Jean MOULIN (1899-1943)

Ancien préfet ayant rejoint Londres en octobre 1941 pour y rencontrer le général de Gaulle qui en fait son délégué auprès des mouvements de résistance (zone sud) puis lui confie la mission en 1943 de mettre sur pied un Conseil de la Résistance, Jean Moulin a été l’un des grands acteurs de l’unification de la Résistance.

1899-1943

Jean Moulin est né en 1899 à Béziers. Après l’obtention de son bac en 1917, il devient attaché au cabinet du préfet de l’Hérault grâce aux relations de son père, Antonin Moulin, élu local du parti radical. En avril 1918, ayant atteint l’âge d’être mobilisé, il est affecté au 2ème régiment du génie. L’armistice du 11 novembre 1918, lui évite de subir l’épreuve du feu. Au sortir de la guerre, Jean Moulin poursuit sa carrière dans l’administration préfectorale, qui s’accélère du fait de la victoire des radicaux dans le cadre du Cartel des gauches lors des élections de 1924. Il devient à 26 ans le plus jeune sous-préfet de son époque en étant nommé en 1925 sous -préfet d’Albertville (Savoie) où il reste jusqu’en 1930 avant d’exercer ensuite les fonctions de sous-préfet à Châteaulin dans le Finistère (1930-1933) puis Thonon-les-Bains en Haute-Savoie (1933).

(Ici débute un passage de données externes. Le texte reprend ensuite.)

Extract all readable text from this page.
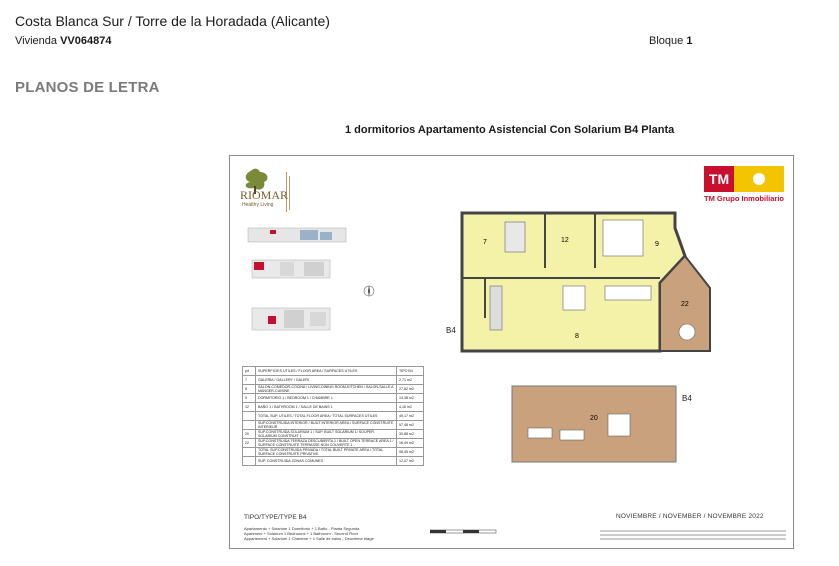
Costa Blanca Sur / Torre de la Horadada (Alicante)
Vivienda VV064874	Bloque 1
PLANOS DE LETRA
1 dormitorios Apartamento Asistencial Con Solarium B4 Planta
RIOMAR
Healthy Living
TM
TM Grupo Inmobiliario
7	12
9
22
8
B4
20
B4
pd	SUPERFICIES UTILES / FLOOR AREA / SURFACES UTILES	TIPO B4
7	GALERÍA / GALLERY / GALERI	2,71 m2
8	SALON-COMEDOR-COCINA / LIVING-DINING ROOM-KITCHEN / SALON-SALLE A MANGER-CUISINE	27,82 m2
9	DORMITORIO 1 / BEDROOM 1 / CHAMBRE 1	14,38 m2
12	BAÑO 1 / BATHROOM 1 / SALLE DE BAINS 1	4,16 m2
	TOTAL SUP. UTILES / TOTAL FLOOR AREA / TOTAL SURFACES UTILES	49,17 m2
	SUP.CONSTRUIDA INTERIOR / BUILT INTERIOR AREA / SURFACE CONSTRUITE INTERIEUR	57,48 m2
20	SUP.CONSTRUIDA SOLARIUM 1 / SUP. BUILT SOLARIUM 1/ SOUPER. SOLARIUM CONSTRUIT 1	30,88 m2
22	SUP.CONSTRUIDA TERRAZA DESCUBIERTA 1 / BUILT OPEN TERRACE AREA 1 / SURFACE CONSTRUITE TERRASSE NON COUVERTE 1	16,49 m2
	TOTAL SUP.CONSTRUIDA PRIVADA / TOTAL BUILT PRIVATE AREA / TOTAL SURFACE CONSTRUITE PRIVATIVE	98,45 m2
	SUP. CONSTRUIDA ZONAS COMUNES	12,07 m2
TIPO/TYPE/TYPE B4
Apartamento + Solarium 1 Dormitorio + 1 Baño - Planta Segunda
Apartment + Solarium 1 Bedrooms + 1 Bathroom - Second Floor
Appartement + Solarium 1 Chambre + 1 Salle de bains - Deuxième étage
NOVIEMBRE / NOVEMBER / NOVEMBRE 2022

En poste à Albertville pour sa première sous-préfecture, Jean Moulin fait la connaissance d’une figure politique montante, Pierre Cot. Lorsque ce dernier devient en 1936 ministre de l’Air au sein du gouvernement Blum, il fait de Jean Moulin son chef de cabinet. Cette fonction  amène Moulin à être plongé au cœur des enjeux nationaux et internationaux alors que les tensions s’aggravent en Europe. Aux côtés de Pierre Cot, il participe à l’aide clandestine en faveur des Républicains espagnols, leur envoyant des avions et pilotes pour lutter contre les forces franquistes soutenues par l’Italie fasciste et l’Allemagne nazie. Après ce passage en cabinet ministériel, Jean Moulin est nommé en janvier 1937, à l’âge de 38 ans, préfet de l’Aveyron. C’est à l’époque le plus jeune préfet de France.

En septembre 1939, lorsque la guerre éclate, Jean Moulin est préfet d’Eure-et-Loir. Il assiste depuis sa préfecture en juin 1940 aux scènes de l’exode et s’efforce de porter secours aux réfugiés. Le 16 juin, lorsque les avant-gardes allemandes pénètrent dans Chartes, Moulin est à son poste. Sommé au soir du 17 juin de se rendre à la Kommandantur, il est séquestré par deux officiers de la Wehrmacht exigeant qu’il signe un protocole où il était relaté que des enfants et des femmes avaient été tués par des soldats africains alors qu’ils étaient en réalité les victimes d’un bombardement allemand. Refusant de signer un texte déshonorant, Moulin tente de se suicider en s’entaillant la gorge avec des débris de vers. Rétabli de ses blessures, Moulin fait le choix de demeurer à son poste, où il pense être le plus utile pour protéger ses administrés. Il est finalement révoqué par Vichy le 2 novembre 1940. Le décret de Philippe Pétain le relevant de ses fonctions spécifie que « tout en étant un fonctionnaire de valeur », il apparaissait comme « trop prisonnier du régime ancien ».

Au cours de ses derniers jours à Chartres, Jean Moulin se fait confectionner des faux papiers aux noms de Joseph Mercier. Il décide de se rendre à Londres pour rencontrer le général de Gaulle, le tester sur ses intentions et lui présenter un tableau de la Résistance en France. L’ancien préfet rejoint la zone sud et s’installe dans la maison familiale de Saint-Andiol où il s’inscrit à la mairie comme cultivateur. Il s’efforce d’établir les contacts avec les premiers noyaux de résistants et rencontre Henri Frenay qui a fondé le Mouvement de libération nationale.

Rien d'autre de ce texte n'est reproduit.